Shifting Employment and Earnings, and US Earnings Inequality

06/01/2022
Featured in print Digest

Working Paper Figure w29920

Most of the growth in earnings inequality in the United States over the last several decades can be explained by employment growth and changes in earnings differentials in about 10 percent of all industries, at both the top and bottom of the earnings distribution, rather than by rising inequality of earnings within firms or between firms within industries. Many of these industries, which include software publishing, a high-earnings industry, and restaurants, a low-earnings one, are increasingly characterized by the presence of very large firms.

These are the central findings of John C. Haltiwanger, Henry R. Hyatt, and James Spletzer in Industries, Mega Firms, and Increasing Inequality (NBER Working Paper 29920). The researchers analyze administrative data for workers aged 20 to 60 during the years 1996 to 2018. Their sample includes earnings of 758 million worker-years. They consider only individuals with annual real earnings above $3,770 in 2013 dollars, roughly 13 weeks of employment at an hourly wage of $7.25.
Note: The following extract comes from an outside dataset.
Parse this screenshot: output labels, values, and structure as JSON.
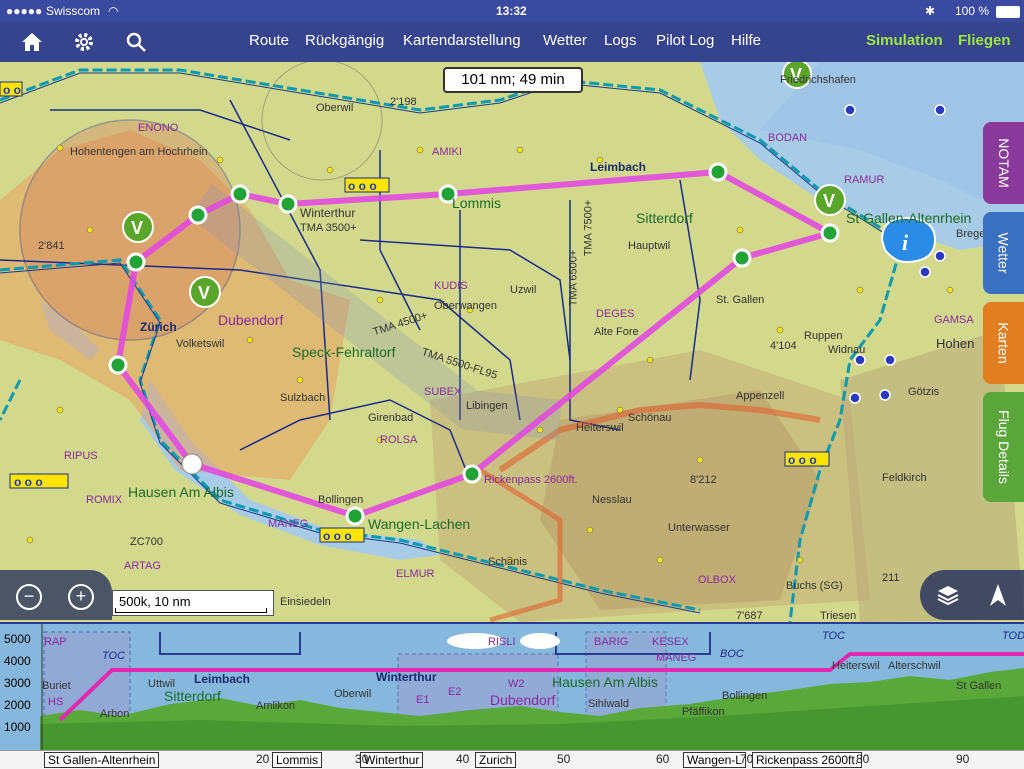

Changes in the share of the workforce employed in different industries and changing earnings differentials across these industries have been key drivers of rising earnings inequality.

Most employers in the United States are subject to state unemployment laws and must provide states with wage records on every employee in the firm. Eighteen states that have data available from 1996 on are used in the analysis, representing roughly 44 percent of national employment. The underlying wage and employer data stem from the Longitudinal Employer-Household Dynamics (LEHD) partnership with states at the US Census Bureau. Integration of the employee wage records and employer data yields the LEHD data infrastructure that includes information about an employee’s earnings, age, gender, and education, as well as details about the employing firm’s size, age, industry, and location.
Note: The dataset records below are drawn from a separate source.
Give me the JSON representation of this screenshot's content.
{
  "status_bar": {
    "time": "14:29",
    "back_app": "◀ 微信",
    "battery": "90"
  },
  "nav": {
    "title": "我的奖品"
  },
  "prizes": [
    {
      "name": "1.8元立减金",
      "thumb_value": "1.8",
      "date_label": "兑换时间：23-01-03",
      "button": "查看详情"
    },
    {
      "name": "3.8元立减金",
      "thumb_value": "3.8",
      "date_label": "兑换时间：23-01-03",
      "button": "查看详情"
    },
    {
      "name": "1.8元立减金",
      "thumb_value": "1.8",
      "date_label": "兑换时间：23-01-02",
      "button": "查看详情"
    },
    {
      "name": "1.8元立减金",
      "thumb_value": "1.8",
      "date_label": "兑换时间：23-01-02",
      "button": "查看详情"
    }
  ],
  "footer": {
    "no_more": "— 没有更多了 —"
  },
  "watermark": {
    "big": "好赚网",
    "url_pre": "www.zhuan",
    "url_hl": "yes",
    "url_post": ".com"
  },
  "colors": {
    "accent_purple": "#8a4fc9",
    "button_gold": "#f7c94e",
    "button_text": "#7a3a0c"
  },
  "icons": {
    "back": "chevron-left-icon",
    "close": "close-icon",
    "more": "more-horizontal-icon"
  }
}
The researchers focus on the variance of the natural logarithm of real annual earnings as their key measure of earnings dispersion. It rose from a value of 0.794 in the 1996–2002 period to 0.915 in 2012–18. They decompose this increase into constituent parts, and find that 61.9 percent was due to increased earnings dispersion between industries. Only 14.9 percent was due to rising variation within firms. Differences between firms in the same industry accounted for just 23.1 percent. The researchers aggregated firms into 301 industries using the 4-digit North American Industry Classification System.
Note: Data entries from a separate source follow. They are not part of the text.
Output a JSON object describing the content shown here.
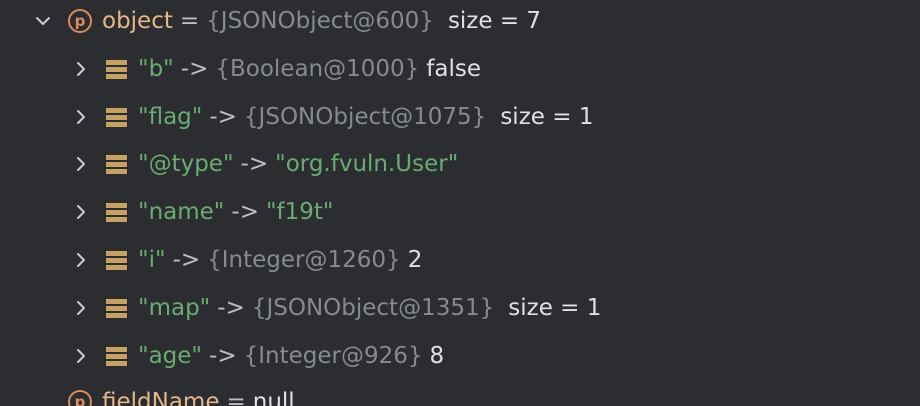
{
  "root": {
    "name": "object",
    "eq": "=",
    "ref": "{JSONObject@600}",
    "size": "size = 7"
  },
  "children": [
    {
      "key": "\"b\"",
      "arrow": "->",
      "ref": "{Boolean@1000}",
      "value": "false"
    },
    {
      "key": "\"flag\"",
      "arrow": "->",
      "ref": "{JSONObject@1075}",
      "value": "size = 1"
    },
    {
      "key": "\"@type\"",
      "arrow": "->",
      "ref": "",
      "value": "\"org.fvuln.User\""
    },
    {
      "key": "\"name\"",
      "arrow": "->",
      "ref": "",
      "value": "\"f19t\""
    },
    {
      "key": "\"i\"",
      "arrow": "->",
      "ref": "{Integer@1260}",
      "value": "2"
    },
    {
      "key": "\"map\"",
      "arrow": "->",
      "ref": "{JSONObject@1351}",
      "value": "size = 1"
    },
    {
      "key": "\"age\"",
      "arrow": "->",
      "ref": "{Integer@926}",
      "value": "8"
    }
  ],
  "next": {
    "name": "fieldName",
    "eq": "=",
    "value": "null"
  },
  "icons": {
    "expanded": "chevron-down-icon",
    "collapsed": "chevron-right-icon",
    "property": "property-p-icon",
    "field": "map-entry-icon"
  },
  "colors": {
    "background": "#2b2d30",
    "var_name": "#e5b889",
    "string": "#6aab73",
    "ref": "#868a91",
    "text": "#dfe1e5",
    "icon_field": "#c7a163",
    "icon_property": "#d98c5f"
  }
}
Earnings in each industry were ranked from the first to the 99th percentile. Real annual earnings declined between the 1996–2002 and the 2012–18 periods for the first 61 percentiles. Real earnings in the top 23 percentiles increased. Changes within firms in the same industry and between firms in the same industry made only a modest contribution to the changing earnings distribution for the first 87 percentiles.

About 10 percent of the industries — 30 of the 301 — accounted for 98.1 percent of between-industry earnings variance growth. These industries accounted for 39.3 percent of total employment, and their employment share increased by 8.2 percentage points over the sample period. The five industries contributing the most to increasing earnings dispersion were Restaurants and Other Eating Places, Other General Merchandise Stores, Software Publishers, Computer Systems Design, and Other Information Services.

Among these 30 industries, 19 are high paying, and 11 are low paying. Earnings rose substantially in the 19 high-paying industries. In more than half of them, the skill intensity of science, technology, engineering, and mathematics workers was more than five times the average for all industries. The increasing pay in those industries accounted for about 30 percent of the total earnings inequality increase.

At the same time, a relatively small number of low-paying industries became even lower paying, especially at the largest firms. The increase in employment in these industries was responsible for nearly three-quarters of the 8.2 percent employment gain in the group of 30 industries driving the earnings inequality growth.